Tuesday, November 19, 2013

Ann Okerson on the state of Open Access: Where are we, what still needs to be done?


One of a series exploring the current state of Open Access (OA), the Q&A below is with Ann Okerson, Senior Advisor on Electronic Strategies for the Center for Research Libraries (CRL), and a former Associate University Librarian at Yale University. Okerson also serves as a consultant on library projects.
 
Ann Okerson
Prior to joining Yale, Okerson worked as founding senior program officer for scholarly communications at the Association of Research Libraries (ARL) in Washington, DC, after having written the consultant report Of Making Many Books There is No End: Report on Serial Prices. Published in 1989, this was one of the early rallying cries to libraries and academia about the spiralling costs of scientific journals.

After arriving at Yale, in 1996, Okerson organised the Northeast Research Libraries Consortium (NERL), a group of 28 large research libraries (and over 80 smaller affiliates) that negotiates licences for electronic information (i.e. “big deals”) and engages in other forms of cooperative activity.

In 1997, with funding from the Council on Library and Information Resources (CLIR), Okerson and colleagues at Yale library mounted an online educational resource covering the topic of library licensing of electronic content, in a project called LIBLICENSE. In addition to web resources and tools, this includes the influential mailing list liblicense-l, which today has over 4,200 subscribers, including librarians, publishers and attorneys.

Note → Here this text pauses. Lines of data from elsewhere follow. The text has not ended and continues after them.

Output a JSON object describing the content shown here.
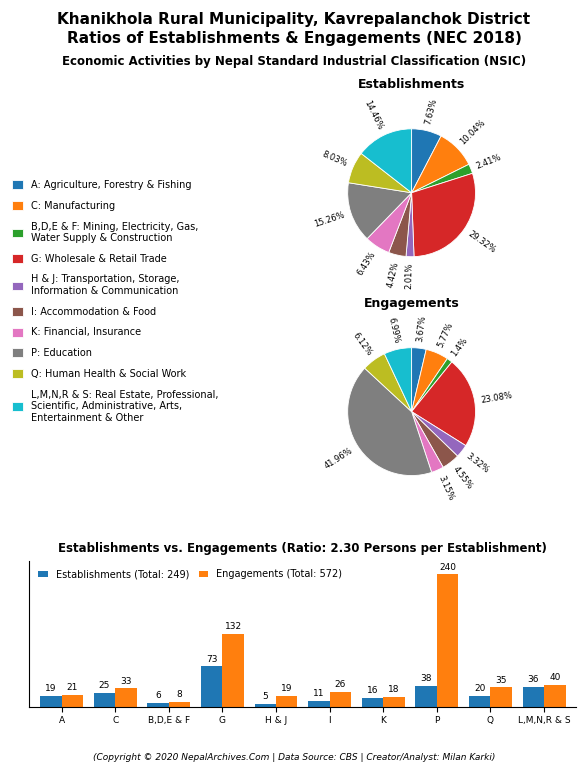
{
  "title": "Khanikhola Rural Municipality, Kavrepalanchok District\nRatios of Establishments & Engagements (NEC 2018)",
  "subtitle": "Economic Activities by Nepal Standard Industrial Classification (NSIC)",
  "annotations": [
    "(Copyright © 2020 NepalArchives.Com | Data Source: CBS | Creator/Analyst: Milan Karki)"
  ],
  "chart_data": [
    {
      "type": "pie",
      "title": "Establishments",
      "categories": [
        "A: Agriculture, Forestry & Fishing",
        "C: Manufacturing",
        "B,D,E & F: Mining, Electricity, Gas,\nWater Supply & Construction",
        "G: Wholesale & Retail Trade",
        "H & J: Transportation, Storage,\nInformation & Communication",
        "I: Accommodation & Food",
        "K: Financial, Insurance",
        "P: Education",
        "Q: Human Health & Social Work",
        "L,M,N,R & S: Real Estate, Professional,\nScientific, Administrative, Arts,\nEntertainment & Other"
      ],
      "values": [
        7.63,
        10.04,
        2.41,
        29.32,
        2.01,
        4.42,
        6.43,
        15.26,
        8.03,
        14.46
      ],
      "value_labels": [
        "7.63%",
        "10.04%",
        "2.41%",
        "29.32%",
        "2.01%",
        "4.42%",
        "6.43%",
        "15.26%",
        "8.03%",
        "14.46%"
      ],
      "data_labels": true,
      "legend": "center left"
    },
    {
      "type": "pie",
      "title": "Engagements",
      "categories": [
        "A: Agriculture, Forestry & Fishing",
        "C: Manufacturing",
        "B,D,E & F: Mining, Electricity, Gas,\nWater Supply & Construction",
        "G: Wholesale & Retail Trade",
        "H & J: Transportation, Storage,\nInformation & Communication",
        "I: Accommodation & Food",
        "K: Financial, Insurance",
        "P: Education",
        "Q: Human Health & Social Work",
        "L,M,N,R & S: Real Estate, Professional,\nScientific, Administrative, Arts,\nEntertainment & Other"
      ],
      "values": [
        3.67,
        5.77,
        1.4,
        23.08,
        3.32,
        4.55,
        3.15,
        41.96,
        6.12,
        6.99
      ],
      "value_labels": [
        "3.67%",
        "5.77%",
        "1.4%",
        "23.08%",
        "3.32%",
        "4.55%",
        "3.15%",
        "41.96%",
        "6.12%",
        "6.99%"
      ],
      "data_labels": true
    },
    {
      "type": "bar",
      "title": "Establishments vs. Engagements (Ratio: 2.30 Persons per Establishment)",
      "categories": [
        "A",
        "C",
        "B,D,E & F",
        "G",
        "H & J",
        "I",
        "K",
        "P",
        "Q",
        "L,M,N,R & S"
      ],
      "series": [
        {
          "name": "Establishments (Total: 249)",
          "values": [
            19,
            25,
            6,
            73,
            5,
            11,
            16,
            38,
            20,
            36
          ]
        },
        {
          "name": "Engagements (Total: 572)",
          "values": [
            21,
            33,
            8,
            132,
            19,
            26,
            18,
            240,
            35,
            40
          ]
        }
      ],
      "ylim": [
        0,
        265
      ],
      "tick_labels": "x",
      "data_labels": true,
      "legend": "upper left"
    }
  ]
}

Describing her current job at CRL in a recent Wiley Exchanges interview, Okerson said, “I’m engaged with Bernie Reilly (CRL’s dedicated, creative president) and his senior staff to identify openings and opportunities for CRL electronic engagement:  for example, playing a supporting role in some digital activities (such as supporting work for newspaper digitization projects) and a lead role in others (such as cross-consortial negotiations for significant archival and current e-resources).”

At CRL Okerson is leading a community working group tasked with rewriting the “Model Contract” originally pioneered at LIBLICENSE in the late 1990s. She has also just completed a two-year term as Chair of the Professional Committee of the International Federation of Library Associations (IFLA) as well as four years on its Governing Board.

Open Access


Okerson has been both a participant in and observer of the OA movement since the beginning. In 1995, for instance, she co-edited — with classicist Jim O’Donnell — the book Scholarly Journals at the Crossroads: a Subversive Proposal for Electronic Journal Publishing. This consists almost entirely of e-mail messages, and covers an extensive multinational Internet discussion about the future of scholarly journals that took place across many e-lists. The debate was sparked by an online message that OA advocate Steven Harnad (interviewed earlier in this Q&A series) had posted in 1994 under the title “subversive proposal”.

Harnad’s message is now viewed as one of the seminal texts of the OA movement, although it (and the book it led to) was published before the various strands of the movement had coalesced into a single effort (and adopted the name “open access”) which happened in 2001 at the Budapest Open Access Initiative (BOAI).

Today Okerson is a member of the international steering committee for SCOAP3, a project designed to transition the principle scientific journals in the field of high energy physics to an OA business model. SCOAP3 is set to go live in January 2014.

Given her background, Okerson is well placed to give an informed view on the current state of Open Access. Inevitably, she views matters through the eyes of a librarian.

What is striking to me, however, is that — at a time when many librarians have come to view publishers as the enemy — Okerson appears surprisingly balanced and objective in her views.

It is no surprise, then, that she views herself as belonging to the “pragmatic wing” of the OA movement. “I’m always thrilled with ‘better,’ but I also like ‘now’”, she says.

For that reason, she adds, her biggest disappointment is “the way that the desire for the best can get in the way of the really pretty darned good. The dialogue that we need to have among academics, librarians, publishers, and policymakers breaks down when it becomes ideological, and real opportunities can be missed.”

What in Okerson’s view is the current state of Open Access? “I remember getting my head around the concept of the asymptote back in Algebra II, that ideal line the curve is trending towards, closer and closer without ever absolutely reaching,” she says. “That’s my mental model for how we are progressing with open access. We’ll likely never get 100% there, but the trend and progress are real. If we were all a little less ideological, a little more pragmatic, there would be a variety of things we could be doing now that would advance our objectives and push the curve closer to the ideal line.”